Interesting discussion. I just had labs done and my MCV is 99, with 102 being the top of the scale. My levels have been high-normal for several years, my doctor pointed this out to me a few years ago, I think he said the red blood cells enlarge as a sort of coping mechanism because they are anemic. I'm hoping that the methylfolate and methyl B12 and ADB12 will improve my numbers. My energy is still improving, though I go up and down, but have more ups than downs now.

Mary
 

xrunner

Senior Member
Messages
843
Location
Surrey
Not to imply that B12/folate do not work to stimulate methionine synthase activity, because they clearly seem to, but this information suggests an alternate approach may exist: TNF-a inhibition. This can be done in a safe/moderate fashion (unlike anti-TNF antibody drugs) using pentoxifylline and various supplements.

Thanks, this is a very interesting article. I was aware that TNFa was major cause of mitochondrial damage but not that it would affect liver detoxification pathways. What I read out of this is that there can be so many things going wrong metabolically for whatever reason that taking a couple of vitamins here or a couple of minerals is hardly a solution.
I tried anti-TNFa herbs, mainly cat's claw and stephania tetranda, and I did experience almost immediate symptomatic relief to fatigue and joint inflammation. However, there hasn't been enough research to suggest that this can be beneficial in the long term. My main doubt is, would anti-TNFa herbs make it easier for chronic infections in the background to proliferate over time?
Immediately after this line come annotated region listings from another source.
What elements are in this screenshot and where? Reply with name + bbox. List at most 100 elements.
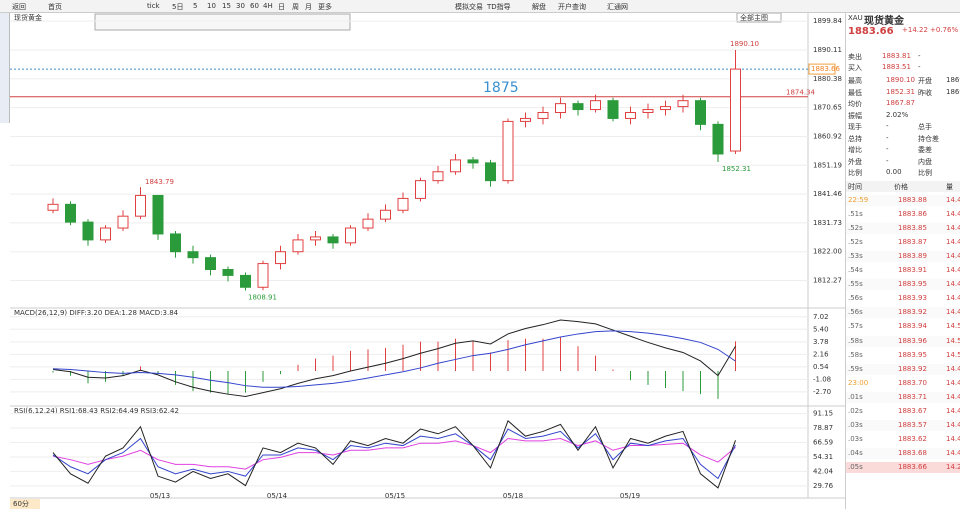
bottom-tab-label[interactable]: 60分 bbox=[13, 499, 29, 508]
trade-cell: 1883.66 bbox=[898, 463, 927, 472]
chart: 现货黄金 全部主图 1875 MACD(26,12,9) DIFF:3.20 D… bbox=[10, 13, 845, 509]
quote-row: 23:00 1883.70 14.4 bbox=[846, 377, 960, 389]
book-cell: - bbox=[918, 52, 921, 60]
toolbar-item[interactable]: 开户查询 bbox=[558, 3, 586, 11]
toolbar-item[interactable]: TD指导 bbox=[487, 3, 511, 11]
candle-body bbox=[345, 227, 356, 244]
quote-row: .58s 1883.95 14.5 bbox=[846, 349, 960, 361]
trade-cell: .55s bbox=[848, 280, 863, 289]
toolbar-item[interactable]: 日 bbox=[278, 3, 285, 11]
candle-body bbox=[257, 263, 269, 288]
y-tick-label: 91.15 bbox=[813, 410, 833, 418]
trade-cell: 1883.57 bbox=[898, 421, 927, 430]
trade-cell: .02s bbox=[848, 407, 863, 415]
main-button[interactable] bbox=[736, 13, 782, 23]
toolbar-item[interactable]: 10 bbox=[207, 2, 216, 10]
trade-header: 时间 bbox=[848, 182, 862, 191]
quote-row: 1883.66 +14.22 +0.76% bbox=[846, 25, 960, 37]
chart-bg bbox=[10, 13, 808, 509]
x-date-label: 05/18 bbox=[503, 492, 523, 500]
trade-cell: .53s bbox=[848, 251, 863, 260]
toolbar-item[interactable]: 5日 bbox=[172, 3, 184, 11]
x-date-label: 05/19 bbox=[620, 492, 640, 500]
trade-cell: 1883.67 bbox=[898, 407, 927, 415]
side-tabs[interactable] bbox=[0, 13, 10, 123]
candle-body bbox=[240, 274, 251, 288]
toolbar-item[interactable]: 解盘 bbox=[532, 3, 546, 11]
book-cell: 买入 bbox=[848, 64, 862, 72]
candle-body bbox=[537, 112, 549, 119]
candle-body bbox=[590, 100, 601, 111]
candle-body bbox=[607, 100, 619, 119]
toolbar-item[interactable]: 周 bbox=[292, 3, 299, 11]
stat-cell: - bbox=[886, 133, 889, 142]
y-tick-label: 66.59 bbox=[813, 439, 833, 447]
candle-body bbox=[397, 197, 409, 211]
candle-body bbox=[135, 194, 146, 217]
toolbar-item[interactable]: 5 bbox=[193, 2, 198, 10]
candle-body bbox=[117, 215, 129, 229]
y-tick-label: 1899.84 bbox=[813, 17, 842, 25]
trade-cell: 14.4 bbox=[946, 392, 960, 401]
trade-cell: 14.4 bbox=[946, 435, 960, 444]
trade-cell: 14.4 bbox=[946, 364, 960, 373]
toolbar-item[interactable]: 60 bbox=[250, 2, 259, 10]
toolbar-item[interactable]: 更多 bbox=[318, 3, 332, 11]
quote-row: 振幅 2.02% bbox=[846, 110, 960, 121]
trade-cell: .01s bbox=[848, 392, 863, 401]
stat-cell: 昨收 bbox=[918, 88, 932, 97]
rsi-title: RSI(6,12,24) RSI1:68.43 RSI2:64.49 RSI3:… bbox=[14, 407, 179, 415]
y-tick-label: 1822.00 bbox=[813, 248, 842, 256]
trade-cell: .54s bbox=[848, 266, 863, 274]
trade-cell: 1883.93 bbox=[898, 294, 927, 303]
x-date-label: 05/15 bbox=[385, 492, 405, 500]
quote-row: .03s 1883.62 14.4 bbox=[846, 434, 960, 446]
book-cell: 1883.51 bbox=[882, 63, 911, 71]
trade-cell: .59s bbox=[848, 364, 863, 373]
quote-row: 均价 1867.87 bbox=[846, 98, 960, 109]
change: +14.22 bbox=[902, 26, 928, 34]
trade-cell: .05s bbox=[848, 463, 863, 472]
trade-cell: 14.4 bbox=[946, 237, 960, 246]
candle-body bbox=[380, 209, 391, 220]
toolbar-item[interactable]: 15 bbox=[222, 2, 231, 10]
toolbar-item[interactable]: 返回 bbox=[12, 3, 26, 11]
trade-cell: .52s bbox=[848, 223, 863, 232]
draw-tools[interactable] bbox=[94, 13, 351, 31]
quote-row: .54s 1883.91 14.4 bbox=[846, 265, 960, 276]
quote-row: .55s 1883.95 14.4 bbox=[846, 279, 960, 291]
toolbar-item[interactable]: 首页 bbox=[48, 3, 62, 11]
stat-cell: 比例 bbox=[848, 169, 862, 177]
toolbar-item[interactable]: 汇通网 bbox=[607, 3, 628, 11]
pct: +0.76% bbox=[930, 26, 959, 34]
price: 1883.66 bbox=[848, 26, 894, 37]
toolbar-item[interactable]: 月 bbox=[305, 3, 312, 11]
quote-row: .03s 1883.57 14.4 bbox=[846, 420, 960, 432]
stat-cell: 增比 bbox=[848, 146, 862, 154]
trade-cell: 14.4 bbox=[946, 195, 960, 204]
stat-cell: 持仓差 bbox=[918, 134, 939, 143]
quote-row: 时间 价格 量 bbox=[846, 180, 960, 192]
trade-cell: 1883.86 bbox=[898, 209, 927, 218]
stat-cell: 0.00 bbox=[886, 168, 902, 176]
trade-cell: 1883.88 bbox=[898, 195, 927, 204]
toolbar-item[interactable]: 30 bbox=[236, 2, 245, 10]
main-button-label[interactable]: 全部主图 bbox=[740, 13, 768, 22]
book-cell: 卖出 bbox=[848, 53, 862, 61]
candle-body bbox=[730, 68, 741, 152]
trade-cell: .04s bbox=[848, 449, 863, 458]
candle-body bbox=[362, 218, 374, 229]
toolbar-item[interactable]: 4H bbox=[263, 2, 273, 10]
toolbar-item[interactable]: 模拟交易 bbox=[455, 3, 483, 11]
y-tick-label: 1841.46 bbox=[813, 190, 842, 198]
quote-row: .58s 1883.96 14.5 bbox=[846, 335, 960, 347]
stat-cell: 最低 bbox=[848, 88, 862, 97]
candle-body bbox=[625, 112, 636, 119]
bottom-tab[interactable] bbox=[10, 499, 40, 509]
stat-cell: 现手 bbox=[848, 123, 862, 131]
y-tick-label: 1890.11 bbox=[813, 46, 842, 54]
toolbar-item[interactable]: tick bbox=[147, 2, 160, 10]
stat-cell: 内盘 bbox=[918, 157, 932, 166]
stat-cell: 最高 bbox=[848, 77, 862, 85]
In theory no, because some those herbs are quite complex in the way the act (raise NK cells activity, some anti-viral and antibacterial activity etc) but in the absence of hard in-vivo data that's a chance I'd rather not take.
 

Freddd

Senior Member
Messages
5,184
Location
Salt Lake City
Thanks, this is a very interesting article. I was aware that TNFa was major cause of mitochondrial damage but not that it would affect liver detoxification pathways. What I read out of this is that there can be so many things going wrong metabolically for whatever reason that taking a couple of vitamins here or a couple of minerals is hardly a solution.
I tried anti-TNFa herbs, mainly cat's claw and stephania tetranda, and I did experience almost immediate symptomatic relief to fatigue and joint inflammation. However, there hasn't been enough research to suggest that this can be beneficial in the long term. My main doubt is, would anti-TNFa herbs make it easier for chronic infections in the background to proliferate over time? In theory no, because some those herbs are quite complex in the way the act (raise NK cells activity, some anti-viral and antibacterial activity etc) but in the absence of hard in-vivo data that's a chance I'd rather not take.
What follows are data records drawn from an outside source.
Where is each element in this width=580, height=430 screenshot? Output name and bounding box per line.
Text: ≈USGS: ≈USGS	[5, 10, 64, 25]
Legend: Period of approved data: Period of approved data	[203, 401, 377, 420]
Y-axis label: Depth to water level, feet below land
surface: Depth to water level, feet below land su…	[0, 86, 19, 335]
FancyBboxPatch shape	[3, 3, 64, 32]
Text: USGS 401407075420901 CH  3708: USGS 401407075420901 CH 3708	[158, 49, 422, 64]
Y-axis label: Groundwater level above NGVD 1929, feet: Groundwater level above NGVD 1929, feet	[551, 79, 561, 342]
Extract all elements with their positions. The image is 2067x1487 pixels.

What I read out of this is that there can be so many things going wrong metabolically for whatever reason that taking a couple of vitamins here or a couple of minerals is hardly a solution.

Hi Xrunner,

Are you aware that active b12 and methylfolate deficiencies can put a stop to over 600 processes in the body? So it can appear that one has to chase down each of the 600 biochemical chains to see what is going wrong and then somehow "fix" each of them with a specific solution. The problem is the 600 broken processes are not primary causes but rather the results of a more fundamental problem, these deficiencies. As these deficiencies are generally unrecognized as such and if they are, the attempts to correct them are normally done with an inactive cobalamin that is highly likely not to fix more than a few of the things wrong, they become stealth deficiency problems. I don't know that this problem is a result of mb12/methylfolate deficiency but it sure looks like it could be.